Uit de overgelegde stukken en de mondelinge behandeling is gebleken dat de spoedmachtiging tot op heden niet ten uitvoer is gelegd, maar de zorgen nog steeds aanwezig zijn. De situatie bij [accommodatie jeugdhulpaanbieder] is niet houdbaar omdat daar de veiligheid van [de minderjarige] niet kan worden gegarandeerd. [de minderjarige] komt de afspraken niet na en houdt zich niet aan de regels. In het afgelopen halfjaar is daardoor weinig vooruitgang geboekt en de nodige en noodzakelijke hulpverlening komt niet tot stand, terwijl de zorgen over [de minderjarige] toenemen. Ondanks meerdere kansen blijft [de minderjarige] telkens verkeerde prioriteiten te stellen en verkeerde beslissingen te nemen, waardoor inmiddels ook haar veiligheid in gevaar is. Zij heeft hulp nodig om de juiste afwegingen te maken en de juiste beslissingen te nemen. Zij heeft ook hulp nodig om zich voor te bereiden op haar snel naderende meerderjarigheid. De nodige hulp kan op dit moment alleen vanuit een gesloten plek worden geboden. Vanuit een open groep is dit niet gelukt en [de minderjarige] is niet zelfstandig genoeg om in aanmerking te kunnen komen voor een kamertrainingscentrum.
5.3.
De kinderrechter is daarom van oordeel dat jeugdhulp noodzakelijk is in verband met ernstige opgroei- of opvoedingsproblemen die de ontwikkeling van [de minderjarige] naar volwassenheid ernstig belemmeren. Deze problemen maken dat het verblijf in een gesloten accommodatie noodzakelijk en geschikt is om te voorkomen dat [de minderjarige] zich onttrekt aan de jeugdhulp die zij nodig heeft of daaraan door anderen wordt onttrokken. Het is niet gebleken dat er minder ingrijpende mogelijkheden zijn om deze problemen te behandelen. [1]
5.4.
De kinderrechter heeft niet de mogelijkheid geboden een familiegroepsplan op te stellen. Gelet op de concrete bedreigingen in de ontwikkeling van [de minderjarige] heeft de kinderrechter hiervan afgezien.
5.5.
De kinderrechter zal de machtiging voor een gesloten accommodatie voor jeugdhulp verlenen tot 8 maart 2025, zoals verzocht.

6.De beslissing

De kinderrechter:
verleent een machtiging om de jeugdige [de minderjarige] te doen opnemen en te doen verblijven in een gesloten accommodatie voor jeugdhulp tot 8 maart 2025.
Deze beslissing is gegeven en in het openbaar uitgesproken op 23 december 2024 door mr. M.C.A. Onderwater, kinderrechter, in aanwezigheid van mr.
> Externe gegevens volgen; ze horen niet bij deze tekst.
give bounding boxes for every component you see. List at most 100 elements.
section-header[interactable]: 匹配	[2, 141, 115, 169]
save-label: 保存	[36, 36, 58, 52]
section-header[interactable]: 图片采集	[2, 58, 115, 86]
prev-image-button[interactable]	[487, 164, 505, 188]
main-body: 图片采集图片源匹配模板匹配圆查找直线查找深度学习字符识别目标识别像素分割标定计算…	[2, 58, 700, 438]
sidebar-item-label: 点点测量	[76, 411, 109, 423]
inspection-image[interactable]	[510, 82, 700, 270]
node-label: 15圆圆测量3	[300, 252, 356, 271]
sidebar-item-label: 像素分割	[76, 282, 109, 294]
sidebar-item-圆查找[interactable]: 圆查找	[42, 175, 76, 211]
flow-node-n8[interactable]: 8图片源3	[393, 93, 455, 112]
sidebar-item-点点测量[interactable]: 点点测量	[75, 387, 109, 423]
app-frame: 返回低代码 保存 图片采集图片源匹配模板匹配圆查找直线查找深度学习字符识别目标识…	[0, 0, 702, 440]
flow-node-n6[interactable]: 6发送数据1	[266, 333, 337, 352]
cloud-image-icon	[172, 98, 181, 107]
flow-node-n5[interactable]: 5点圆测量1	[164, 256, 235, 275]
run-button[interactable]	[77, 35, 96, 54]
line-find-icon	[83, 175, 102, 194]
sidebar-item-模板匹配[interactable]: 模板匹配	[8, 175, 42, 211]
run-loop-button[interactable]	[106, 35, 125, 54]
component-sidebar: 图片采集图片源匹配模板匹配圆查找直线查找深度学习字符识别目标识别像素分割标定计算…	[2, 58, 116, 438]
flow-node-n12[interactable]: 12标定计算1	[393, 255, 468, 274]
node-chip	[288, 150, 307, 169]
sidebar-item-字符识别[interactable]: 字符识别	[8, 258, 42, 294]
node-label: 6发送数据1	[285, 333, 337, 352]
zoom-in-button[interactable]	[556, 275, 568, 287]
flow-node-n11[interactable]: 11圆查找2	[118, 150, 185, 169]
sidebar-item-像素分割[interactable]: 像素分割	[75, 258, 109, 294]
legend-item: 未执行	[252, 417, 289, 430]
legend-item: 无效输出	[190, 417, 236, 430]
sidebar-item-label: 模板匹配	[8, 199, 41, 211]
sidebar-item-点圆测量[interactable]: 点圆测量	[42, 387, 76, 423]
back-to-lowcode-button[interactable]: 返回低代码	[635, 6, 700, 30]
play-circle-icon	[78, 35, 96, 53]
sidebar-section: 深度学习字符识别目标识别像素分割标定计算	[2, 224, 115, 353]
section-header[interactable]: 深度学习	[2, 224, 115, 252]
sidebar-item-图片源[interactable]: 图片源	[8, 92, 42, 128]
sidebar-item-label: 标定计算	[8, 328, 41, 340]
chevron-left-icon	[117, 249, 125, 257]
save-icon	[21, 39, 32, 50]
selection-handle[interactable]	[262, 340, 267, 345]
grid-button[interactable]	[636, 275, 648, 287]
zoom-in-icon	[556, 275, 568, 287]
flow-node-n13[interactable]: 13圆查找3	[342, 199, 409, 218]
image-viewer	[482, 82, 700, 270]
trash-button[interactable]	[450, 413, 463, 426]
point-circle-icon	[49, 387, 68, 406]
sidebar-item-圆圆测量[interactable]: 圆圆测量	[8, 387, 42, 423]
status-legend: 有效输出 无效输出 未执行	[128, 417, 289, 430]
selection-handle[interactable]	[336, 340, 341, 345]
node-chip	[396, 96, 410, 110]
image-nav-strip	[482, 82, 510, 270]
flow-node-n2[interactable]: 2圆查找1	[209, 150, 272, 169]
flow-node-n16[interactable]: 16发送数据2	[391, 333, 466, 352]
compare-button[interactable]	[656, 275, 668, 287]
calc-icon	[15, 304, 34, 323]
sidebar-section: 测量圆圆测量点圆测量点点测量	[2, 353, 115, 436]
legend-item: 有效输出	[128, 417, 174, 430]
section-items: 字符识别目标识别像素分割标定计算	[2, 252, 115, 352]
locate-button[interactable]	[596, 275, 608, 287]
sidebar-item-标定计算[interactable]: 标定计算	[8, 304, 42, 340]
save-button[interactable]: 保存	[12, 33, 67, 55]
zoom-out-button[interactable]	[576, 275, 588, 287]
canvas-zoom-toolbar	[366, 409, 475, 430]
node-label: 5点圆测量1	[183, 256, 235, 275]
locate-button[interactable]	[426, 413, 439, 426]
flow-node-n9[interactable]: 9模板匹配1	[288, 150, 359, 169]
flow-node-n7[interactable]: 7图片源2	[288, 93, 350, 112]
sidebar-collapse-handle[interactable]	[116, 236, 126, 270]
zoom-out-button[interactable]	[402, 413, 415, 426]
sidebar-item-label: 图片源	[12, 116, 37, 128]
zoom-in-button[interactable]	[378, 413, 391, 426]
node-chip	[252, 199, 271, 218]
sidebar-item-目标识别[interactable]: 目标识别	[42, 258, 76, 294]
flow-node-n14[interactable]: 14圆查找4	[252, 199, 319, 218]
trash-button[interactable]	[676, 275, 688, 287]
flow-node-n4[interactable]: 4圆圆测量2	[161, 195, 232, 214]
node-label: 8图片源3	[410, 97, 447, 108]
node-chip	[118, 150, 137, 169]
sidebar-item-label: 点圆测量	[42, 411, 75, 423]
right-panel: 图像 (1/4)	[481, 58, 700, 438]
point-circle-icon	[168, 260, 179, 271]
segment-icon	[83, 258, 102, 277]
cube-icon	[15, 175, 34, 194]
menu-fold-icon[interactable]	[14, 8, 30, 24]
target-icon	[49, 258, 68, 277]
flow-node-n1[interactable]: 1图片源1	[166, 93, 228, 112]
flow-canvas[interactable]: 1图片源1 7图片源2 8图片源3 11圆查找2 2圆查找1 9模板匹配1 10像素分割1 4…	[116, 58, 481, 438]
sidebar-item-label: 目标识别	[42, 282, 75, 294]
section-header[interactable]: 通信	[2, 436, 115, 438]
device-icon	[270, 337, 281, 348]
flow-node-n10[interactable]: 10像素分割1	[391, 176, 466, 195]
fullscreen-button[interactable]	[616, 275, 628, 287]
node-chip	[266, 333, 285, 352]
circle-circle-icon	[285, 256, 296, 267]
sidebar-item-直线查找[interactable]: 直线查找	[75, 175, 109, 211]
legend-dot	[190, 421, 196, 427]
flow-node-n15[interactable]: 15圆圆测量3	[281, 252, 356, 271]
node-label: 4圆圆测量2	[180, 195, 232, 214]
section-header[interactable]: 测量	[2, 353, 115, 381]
A. Hausenblasová als griffier, en op schrift gesteld op 30 december 2024.
Hoger beroep tegen deze beschikking kan worden ingesteld:
  • door de verzoeker en degenen aan wie een afschrift van de beschikking is verstrekt of verzonden, binnen drie maanden na de dag van de uitspraak;
  • door andere belanghebbenden binnen drie maanden na de betekening daarvan of nadat de beschikking aan hen op een andere wijze bekend is geworden.
Het hoger beroep moet, door tussenkomst van een advocaat, worden ingediend bij de griffie van het gerechtshof te Amsterdam.

Voetnoten

1.Artikel 6.1.2, tweede lid, Jeugdwet (Jw).